Sign making lost among modern prophets

He was to be performing a very singular act, and to be so constantly doing it that people would say, What is he doing now? He is moving things: what is the madman after today? Watch him:--he brings forth his stuff in their sight; he goes forth at even in their sight; he digs through the wall in their sight; in their sight he bears the burden upon his shoulders and carries it forth in the twilight (i.e. in the dark)

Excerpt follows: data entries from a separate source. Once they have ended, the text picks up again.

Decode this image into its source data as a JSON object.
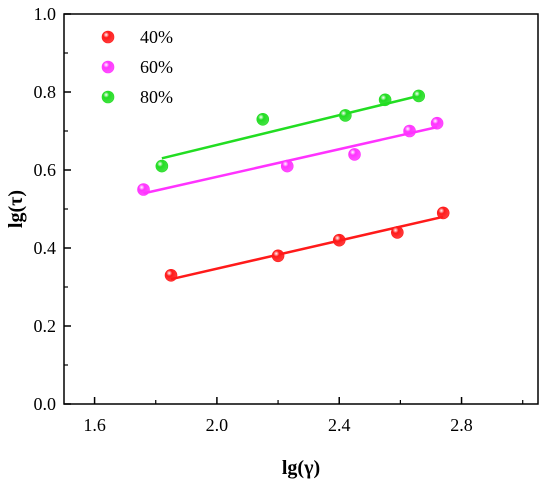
{
  "chart_data": {
    "type": "scatter",
    "xlabel": "lg(γ)",
    "ylabel": "lg(τ)",
    "xlim": [
      1.5,
      3.05
    ],
    "ylim": [
      0.0,
      1.0
    ],
    "x_ticks": [
      1.6,
      2.0,
      2.4,
      2.8
    ],
    "x_tick_labels": [
      "1.6",
      "2.0",
      "2.4",
      "2.8"
    ],
    "y_ticks": [
      0.0,
      0.2,
      0.4,
      0.6,
      0.8,
      1.0
    ],
    "y_tick_labels": [
      "0.0",
      "0.2",
      "0.4",
      "0.6",
      "0.8",
      "1.0"
    ],
    "legend_position": "top-left",
    "grid": false,
    "series": [
      {
        "name": "40%",
        "color": "#ff1a1a",
        "x": [
          1.85,
          2.2,
          2.4,
          2.59,
          2.74
        ],
        "y": [
          0.33,
          0.38,
          0.42,
          0.44,
          0.49
        ],
        "fit": {
          "x": [
            1.85,
            2.74
          ],
          "y": [
            0.32,
            0.48
          ]
        }
      },
      {
        "name": "60%",
        "color": "#ff33ff",
        "x": [
          1.76,
          2.23,
          2.45,
          2.63,
          2.72
        ],
        "y": [
          0.55,
          0.61,
          0.64,
          0.7,
          0.72
        ],
        "fit": {
          "x": [
            1.76,
            2.72
          ],
          "y": [
            0.54,
            0.71
          ]
        }
      },
      {
        "name": "80%",
        "color": "#22dd22",
        "x": [
          1.82,
          2.15,
          2.42,
          2.55,
          2.66
        ],
        "y": [
          0.61,
          0.73,
          0.74,
          0.78,
          0.79
        ],
        "fit": {
          "x": [
            1.82,
            2.66
          ],
          "y": [
            0.63,
            0.79
          ]
        }
      }
    ]
  }
}
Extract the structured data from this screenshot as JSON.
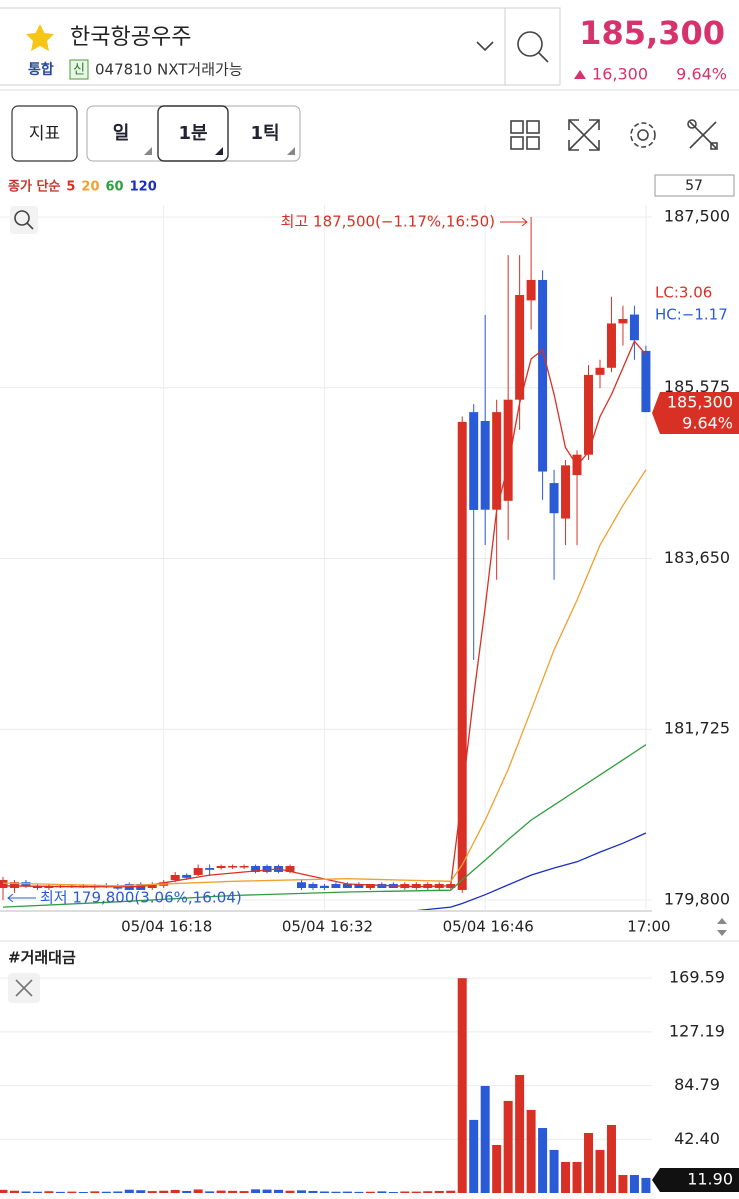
{
  "header": {
    "name": "한국항공우주",
    "market": "통합",
    "badge": "신",
    "code": "047810 NXT거래가능",
    "price": "185,300",
    "change": "16,300",
    "change_pct": "9.64%"
  },
  "toolbar": {
    "indicator": "지표",
    "periods": [
      "일",
      "1분",
      "1틱"
    ]
  },
  "chart_data": [
    {
      "type": "candlestick",
      "legend_label": "종가 단순",
      "count": "57",
      "up_color": "#d93025",
      "down_color": "#2a5bd7",
      "x": [
        4,
        5,
        6,
        7,
        8,
        9,
        10,
        11,
        12,
        13,
        14,
        15,
        16,
        17,
        18,
        19,
        20,
        21,
        22,
        23,
        24,
        25,
        26,
        27,
        28,
        29,
        30,
        31,
        32,
        33,
        34,
        35,
        36,
        37,
        38,
        39,
        40,
        41,
        42,
        43,
        44,
        45,
        46,
        47,
        48,
        49,
        50,
        51,
        52,
        53,
        54,
        55,
        56,
        57,
        58,
        59,
        60
      ],
      "open": [
        179935,
        179935,
        180000,
        179960,
        179935,
        179960,
        179945,
        179960,
        179940,
        179960,
        179945,
        179980,
        179980,
        179935,
        179960,
        180025,
        180082,
        180082,
        180160,
        180160,
        180170,
        180170,
        180183,
        180183,
        180183,
        180116,
        180000,
        179980,
        179960,
        179980,
        179980,
        179980,
        179935,
        179980,
        179980,
        179935,
        179935,
        179935,
        179935,
        179935,
        179913,
        185300,
        185200,
        184200,
        184300,
        185440,
        186560,
        186790,
        184500,
        184100,
        184590,
        184820,
        185720,
        185800,
        186300,
        186400,
        185990
      ],
      "high": [
        180060,
        180025,
        180025,
        179980,
        179980,
        179980,
        179980,
        179980,
        179980,
        179990,
        179980,
        180000,
        180000,
        180000,
        180025,
        180116,
        180100,
        180200,
        180200,
        180200,
        180200,
        180200,
        180200,
        180200,
        180200,
        180200,
        180025,
        180000,
        179980,
        180000,
        180000,
        180000,
        179980,
        180000,
        180000,
        180000,
        180000,
        180000,
        180000,
        180000,
        185250,
        185390,
        186395,
        185440,
        187070,
        187070,
        187500,
        186900,
        184650,
        184760,
        184870,
        185830,
        185890,
        186600,
        186500,
        186500,
        186050
      ],
      "low": [
        179800,
        179880,
        179935,
        179913,
        179913,
        179935,
        179935,
        179935,
        179913,
        179935,
        179913,
        179913,
        179913,
        179913,
        179935,
        180000,
        180025,
        180070,
        180070,
        180140,
        180150,
        180150,
        180100,
        180100,
        180100,
        180100,
        179913,
        179913,
        179913,
        179935,
        179935,
        179935,
        179913,
        179935,
        179935,
        179913,
        179913,
        179913,
        179913,
        179913,
        179880,
        182506,
        183802,
        183410,
        183860,
        185100,
        186230,
        184310,
        183410,
        183800,
        183800,
        184760,
        185570,
        185750,
        186050,
        185890,
        185300
      ],
      "close": [
        180025,
        180000,
        179960,
        179935,
        179960,
        179945,
        179960,
        179940,
        179960,
        179945,
        179935,
        179913,
        179913,
        179980,
        180000,
        180082,
        180050,
        180160,
        180140,
        180183,
        180183,
        180183,
        180116,
        180116,
        180116,
        180183,
        179935,
        179935,
        179935,
        179935,
        179935,
        179935,
        179980,
        179935,
        179935,
        179980,
        179980,
        179980,
        179980,
        179980,
        185190,
        184197,
        184200,
        185300,
        185440,
        186620,
        186790,
        184630,
        184160,
        184700,
        184820,
        185720,
        185800,
        186300,
        186350,
        186110,
        185300
      ],
      "series": [
        {
          "name": "5",
          "color": "#d93025",
          "x": [
            4,
            10,
            16,
            22,
            28,
            34,
            40,
            43,
            44,
            45,
            46,
            47,
            48,
            49,
            50,
            51,
            52,
            53,
            54,
            55,
            56,
            57,
            58,
            59,
            60
          ],
          "values": [
            179960,
            179950,
            179950,
            180080,
            180150,
            179980,
            179950,
            179960,
            181000,
            182100,
            183100,
            184200,
            184700,
            185400,
            185900,
            186000,
            185500,
            184900,
            184700,
            184850,
            185250,
            185500,
            185800,
            186100,
            185950
          ]
        },
        {
          "name": "20",
          "color": "#f0a030",
          "x": [
            4,
            14,
            24,
            34,
            43,
            44,
            46,
            48,
            50,
            52,
            54,
            56,
            58,
            60
          ],
          "values": [
            179990,
            179960,
            180010,
            180040,
            180010,
            180195,
            180700,
            181270,
            181940,
            182620,
            183180,
            183800,
            184250,
            184650
          ]
        },
        {
          "name": "60",
          "color": "#2e9e3e",
          "x": [
            4,
            14,
            24,
            34,
            43,
            44,
            46,
            48,
            50,
            52,
            54,
            56,
            58,
            60
          ],
          "values": [
            179720,
            179780,
            179850,
            179890,
            179910,
            180025,
            180250,
            180480,
            180700,
            180870,
            181040,
            181210,
            181380,
            181550
          ]
        },
        {
          "name": "120",
          "color": "#1a2fbf",
          "x": [
            34,
            40,
            43,
            44,
            46,
            48,
            50,
            52,
            54,
            56,
            58,
            60
          ],
          "values": [
            179650,
            179680,
            179720,
            179760,
            179860,
            179970,
            180080,
            180160,
            180230,
            180340,
            180440,
            180555
          ]
        }
      ],
      "xlim": [
        3.74,
        60.53
      ],
      "xticks": [
        {
          "value": 18,
          "label": "05/04 16:18"
        },
        {
          "value": 32,
          "label": "05/04 16:32"
        },
        {
          "value": 46,
          "label": "05/04 16:46"
        },
        {
          "value": 60,
          "label": "17:00"
        }
      ],
      "ylim": [
        179687,
        187635
      ],
      "yticks": [
        {
          "value": 179800,
          "label": "179,800"
        },
        {
          "value": 181725,
          "label": "181,725"
        },
        {
          "value": 183650,
          "label": "183,650"
        },
        {
          "value": 185575,
          "label": "185,575"
        },
        {
          "value": 187500,
          "label": "187,500"
        }
      ],
      "grid": true,
      "high_label": "최고 187,500(−1.17%,16:50)",
      "low_label": "최저 179,800(3.06%,16:04)",
      "lc_label": "LC:3.06",
      "hc_label": "HC:−1.17",
      "last_price": {
        "value": 185300,
        "label": "185,300"
      },
      "last_change_label": "9.64%"
    },
    {
      "type": "bar",
      "title": "#거래대금",
      "x": [
        4,
        5,
        6,
        7,
        8,
        9,
        10,
        11,
        12,
        13,
        14,
        15,
        16,
        17,
        18,
        19,
        20,
        21,
        22,
        23,
        24,
        25,
        26,
        27,
        28,
        29,
        30,
        31,
        32,
        33,
        34,
        35,
        36,
        37,
        38,
        39,
        40,
        41,
        42,
        43,
        44,
        45,
        46,
        47,
        48,
        49,
        50,
        51,
        52,
        53,
        54,
        55,
        56,
        57,
        58,
        59,
        60
      ],
      "values": [
        2.5,
        1.8,
        1.2,
        1.0,
        1.4,
        0.9,
        1.1,
        0.8,
        1.3,
        1.0,
        1.2,
        2.6,
        2.2,
        1.5,
        1.8,
        2.4,
        1.6,
        2.8,
        1.3,
        1.9,
        1.7,
        1.5,
        2.9,
        2.7,
        2.5,
        1.8,
        2.1,
        1.6,
        1.2,
        1.0,
        1.1,
        0.9,
        1.0,
        1.3,
        0.8,
        1.2,
        1.1,
        1.4,
        1.6,
        1.8,
        169.59,
        57.7,
        84.5,
        37.9,
        72.7,
        93.2,
        65.6,
        51.3,
        34,
        24.5,
        24.5,
        47.4,
        34,
        53.7,
        14.2,
        14.2,
        11.9
      ],
      "xlim": [
        3.74,
        60.53
      ],
      "ylim": [
        0,
        180
      ],
      "yticks": [
        {
          "value": 42.4,
          "label": "42.40"
        },
        84.79,
        127.19,
        169.59
      ],
      "grid": true,
      "last_label": "11.90"
    }
  ]
}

; he covers his face that he may not see the ground. The Lord makes this use of the man that by an act singular, absurd, irrational, unaccountable, he may attract attention, so that the people may say, What is it? It is thus the preachers would do if they dare. The preacher has lost his power of sign making, and he has taken now to sentence making. The preacher should always be doing something that attracts the religious attention of mankind. He should be praying so unexpectedly and vehemently as to cause people to say, What is this? But he dare not. Quietness has been patented, and indifference has been gazetted respectable. They are right who beat drums, sound trumpets, fly flags, tramp the streets like soldiers taking a fortress, so that people shall say, looking out of high windows and round the street corners, What is this? what are these men doing now? “It may be,” saith the Lord,--“it may be they will consider.” But they can only be brought to consideration by sign and token, by madness on the part of the Church. Trust the Church for going mad today! The Church now locks up its premises six days out of seven, and blesses the man who occupies it as little as possible on the seventh day. Rebelliousness overfloods the fading energy and zeal of the Church. (J. Parker.)